O tym, które miejsce zajmie zespół z Pruszkowa wyjaśni się jednak dopiero w najbliższej kolejce. Od tego sezonu rozgrywki w pierwszej lidze kobiet prowadzone są w dwóch grupach - w każdej po 9 zespołów, podzielonych terytorialnie. Rozgrywki składają się z dwóch etapów. W pierwszym drużyny grają w grupach systemem każdy z każdym w dwóch rundach. Zespoły z miejsc 1 - 4 grają później ze sobą o awans do ekstraklasy mecz i rewanż z zaliczeniem wyników uzyskanych w pierwszym etapie. Awans do ekstraklasy uzyskają dwie pierwsze drużyny. Nice Lider na dwie kolejki przed końcem ma tyle samo punktów co drugi Kadus Bydgoszcz, ale jest wyżej w tabeli gdyż w bezpośrednim meczu był lepszy o dwanaście punktów.
Drużyna z Gdyni do Pruszkowa przyjechała wzmocniona trzema zawodniczkami grającego w ekstraklasie Lotosu PKO Gdynia: Oliwią Tomiałowicz i Claudią Sosnowską (obie w poprzednim sezonie grały w Liderze) oraz Martą Jujką. Zwłaszcza Tomiałowicz bardzo chciała zaprezentować się z jak najlepszej strony przed pruszkowskom publiczności, w rezultacie zagrała jednak słabe zawody.

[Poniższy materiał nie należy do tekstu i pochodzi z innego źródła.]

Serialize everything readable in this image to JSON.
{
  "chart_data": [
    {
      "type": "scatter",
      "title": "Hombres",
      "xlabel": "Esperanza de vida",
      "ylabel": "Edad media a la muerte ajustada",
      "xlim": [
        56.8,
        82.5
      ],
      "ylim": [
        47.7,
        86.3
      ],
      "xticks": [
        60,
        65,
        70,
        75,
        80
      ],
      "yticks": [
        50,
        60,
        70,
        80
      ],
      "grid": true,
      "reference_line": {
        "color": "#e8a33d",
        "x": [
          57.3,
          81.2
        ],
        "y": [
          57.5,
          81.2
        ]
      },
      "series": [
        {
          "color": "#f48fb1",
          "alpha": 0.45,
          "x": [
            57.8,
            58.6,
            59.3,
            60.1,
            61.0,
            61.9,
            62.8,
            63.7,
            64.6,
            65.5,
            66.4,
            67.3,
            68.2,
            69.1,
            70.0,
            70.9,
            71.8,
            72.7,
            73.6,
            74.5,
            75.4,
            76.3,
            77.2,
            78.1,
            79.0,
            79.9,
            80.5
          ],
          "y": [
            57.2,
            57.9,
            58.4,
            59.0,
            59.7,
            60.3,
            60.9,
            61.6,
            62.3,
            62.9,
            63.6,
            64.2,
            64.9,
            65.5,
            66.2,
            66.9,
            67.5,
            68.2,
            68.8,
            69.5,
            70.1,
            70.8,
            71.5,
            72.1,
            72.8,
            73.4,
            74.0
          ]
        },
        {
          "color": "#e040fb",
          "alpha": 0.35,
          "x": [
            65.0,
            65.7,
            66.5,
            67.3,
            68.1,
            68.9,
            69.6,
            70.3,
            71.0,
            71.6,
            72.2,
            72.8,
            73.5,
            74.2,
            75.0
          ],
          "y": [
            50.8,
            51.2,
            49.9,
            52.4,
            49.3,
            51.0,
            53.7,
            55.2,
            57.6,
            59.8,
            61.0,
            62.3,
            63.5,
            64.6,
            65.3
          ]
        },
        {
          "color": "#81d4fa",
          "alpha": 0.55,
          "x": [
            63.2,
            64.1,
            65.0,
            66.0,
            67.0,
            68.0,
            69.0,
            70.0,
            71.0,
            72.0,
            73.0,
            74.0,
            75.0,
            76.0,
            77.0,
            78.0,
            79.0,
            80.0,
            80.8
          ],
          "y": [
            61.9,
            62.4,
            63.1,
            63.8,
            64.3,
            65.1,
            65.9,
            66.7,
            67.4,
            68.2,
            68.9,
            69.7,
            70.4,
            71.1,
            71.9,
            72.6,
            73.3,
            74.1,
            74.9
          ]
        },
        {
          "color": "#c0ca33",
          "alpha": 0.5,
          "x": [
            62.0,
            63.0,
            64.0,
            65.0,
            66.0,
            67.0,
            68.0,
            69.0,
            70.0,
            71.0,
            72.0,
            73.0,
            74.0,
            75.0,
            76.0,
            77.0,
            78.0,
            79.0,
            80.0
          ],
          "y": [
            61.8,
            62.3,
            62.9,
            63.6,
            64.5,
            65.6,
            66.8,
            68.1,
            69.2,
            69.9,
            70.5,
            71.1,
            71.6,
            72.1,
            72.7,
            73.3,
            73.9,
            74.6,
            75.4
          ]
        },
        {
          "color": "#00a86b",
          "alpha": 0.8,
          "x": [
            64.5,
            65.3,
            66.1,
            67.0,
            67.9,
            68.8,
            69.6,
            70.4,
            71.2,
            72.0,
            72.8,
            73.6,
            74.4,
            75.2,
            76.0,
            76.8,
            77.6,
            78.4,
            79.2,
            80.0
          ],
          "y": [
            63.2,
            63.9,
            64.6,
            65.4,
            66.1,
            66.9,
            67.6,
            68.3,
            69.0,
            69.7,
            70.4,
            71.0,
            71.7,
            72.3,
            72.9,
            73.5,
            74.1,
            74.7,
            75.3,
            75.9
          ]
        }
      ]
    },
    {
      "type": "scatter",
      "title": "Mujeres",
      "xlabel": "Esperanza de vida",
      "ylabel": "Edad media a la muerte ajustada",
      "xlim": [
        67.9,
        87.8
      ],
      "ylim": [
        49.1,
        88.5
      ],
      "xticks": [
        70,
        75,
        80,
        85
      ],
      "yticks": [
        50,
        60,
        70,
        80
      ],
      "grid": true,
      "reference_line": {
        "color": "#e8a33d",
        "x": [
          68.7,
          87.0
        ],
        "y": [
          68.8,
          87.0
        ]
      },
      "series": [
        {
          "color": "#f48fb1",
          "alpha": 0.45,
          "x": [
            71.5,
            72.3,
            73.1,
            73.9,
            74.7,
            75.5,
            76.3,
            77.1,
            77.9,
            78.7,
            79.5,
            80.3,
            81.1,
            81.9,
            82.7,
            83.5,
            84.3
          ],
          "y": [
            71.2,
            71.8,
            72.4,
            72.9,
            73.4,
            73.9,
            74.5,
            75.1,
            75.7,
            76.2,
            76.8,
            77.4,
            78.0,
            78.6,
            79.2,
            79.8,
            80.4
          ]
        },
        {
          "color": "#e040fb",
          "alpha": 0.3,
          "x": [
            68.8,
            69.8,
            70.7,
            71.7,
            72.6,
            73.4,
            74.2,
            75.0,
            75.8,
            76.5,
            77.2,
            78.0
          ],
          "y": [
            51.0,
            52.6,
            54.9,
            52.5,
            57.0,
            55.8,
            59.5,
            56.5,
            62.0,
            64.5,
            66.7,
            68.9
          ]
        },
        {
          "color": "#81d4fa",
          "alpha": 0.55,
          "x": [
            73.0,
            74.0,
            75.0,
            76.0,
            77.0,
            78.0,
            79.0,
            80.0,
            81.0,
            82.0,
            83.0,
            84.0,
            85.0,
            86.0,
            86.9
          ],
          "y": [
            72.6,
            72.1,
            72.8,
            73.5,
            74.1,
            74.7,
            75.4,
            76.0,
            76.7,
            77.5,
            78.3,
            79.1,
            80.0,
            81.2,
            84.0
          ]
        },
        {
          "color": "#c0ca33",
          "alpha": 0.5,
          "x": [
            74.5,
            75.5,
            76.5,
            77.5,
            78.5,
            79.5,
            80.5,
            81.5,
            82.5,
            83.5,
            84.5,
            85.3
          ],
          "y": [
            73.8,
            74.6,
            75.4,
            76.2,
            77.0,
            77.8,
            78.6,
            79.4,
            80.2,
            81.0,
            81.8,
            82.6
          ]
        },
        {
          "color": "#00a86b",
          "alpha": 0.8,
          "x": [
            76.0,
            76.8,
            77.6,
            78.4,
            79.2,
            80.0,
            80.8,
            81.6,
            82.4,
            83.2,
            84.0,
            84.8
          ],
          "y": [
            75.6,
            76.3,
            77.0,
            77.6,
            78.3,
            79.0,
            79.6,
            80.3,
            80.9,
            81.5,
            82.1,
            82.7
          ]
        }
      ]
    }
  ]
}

Przez 30 minut 19-letnia rzucająca drużyny gości trafiła tylko 2 z 12 rzutów z gry i miała aż 9 strat. - Nie wiem na jakim etapie szkolenia i treningu są dziewczyny, ale moim zdaniem Oliwia była w tym meczu bardzo zmęczona- mówił po spotkaniu trener Jacek Rybczyński. Odmiennego zdania był szkoleniowiec gości Andrzej Curyl: - To nie było zmęczenie, przecież Oliwia ostatni mecz w ekstraklasie grała w grudniu. Obciążenia treningowe też nie są specjalnie duże. Faktem jest jednak to, że w meczu w Pruszkowie trzy trenujące na co dzień z zespołem z ekstraklasy zawodniczki zagrały słabo.
Mecz rozpoczął się od pięciopunktowego prowadzenia przyjezdnych (4:9) w połowie pierwszej kwarty. Bardziej doświadczone zawodniczki z Pruszkowa szybko poprawiły jednak swoją grę i po 10 minutach było już 15:10, a po dwóch kwartach 27:20 dla Nice Lidera. Grą zespołu umiejętnie kierowała Lidia Kopczyk, która oprócz 6 punktów miała do przerwy 4 asysty i 4 zbiórki. Gdynianki dwukrotnie zrywały się do odrabiania strat - na początku trzeciej i czwartek kwarty - przewaga miejscowych ani razu nie zmalała do jednak mniej niż czterech punktów (32:28 w 24 minucie). Drugi zryw kosztował jednak przyjezdne bardzo wiele. Od stanu 51:45 zawodniczki Nice Lidera zdobyły aż 21 punktów (przy tylko 3 rywalek), wygrywając cały mecz 72:48.
W spotkaniu z VBW Gdynia w drużynie z Pruszkowa zadebiutowała grająca ostatnio w PTK Aflofarm Vicard Pabianice silna skrzydłowa Katarzyna Salska. Zawodniczka przez 25 minut rzuciła 6 punktów (2/8 z gry), miała 7 zbiórek i aż 5 strat. - Kasia trenowała z nami dopiero od czwartku. Słabo znała jeszcze zagrywki zespołu, z tego powodu popełniła tak dużą liczbę strat. Z jej gry jestem jednak zadowolony - podsumował trener Rybczyński.
Nice Lider Pruszków - VBW Gdynia 72:48 (15:10, 12:10, 24:18, 21:10)
Punkty dla Nice Lider: Bibrzycka 14 (2), Kopczyk 12 (1), Pułtorak 10 (2), Zagrobelna 10 (1), Kuncewicz 8, Pietrzak 6 (2), Balicka 6, Salska 6 (1), Kadrońska 0.
Punkty dla VBW Gdynia: Jujka 13 (1), Urbaniak 12, Sosnowska 8, Tomiałowicz 5 (1), Bruzgul 4, Miazga 4, Cieślicka 2, Bogucka 0, Dobrowolska 0, Modelska 0, Tarnachowicz 0, Witkowska 0.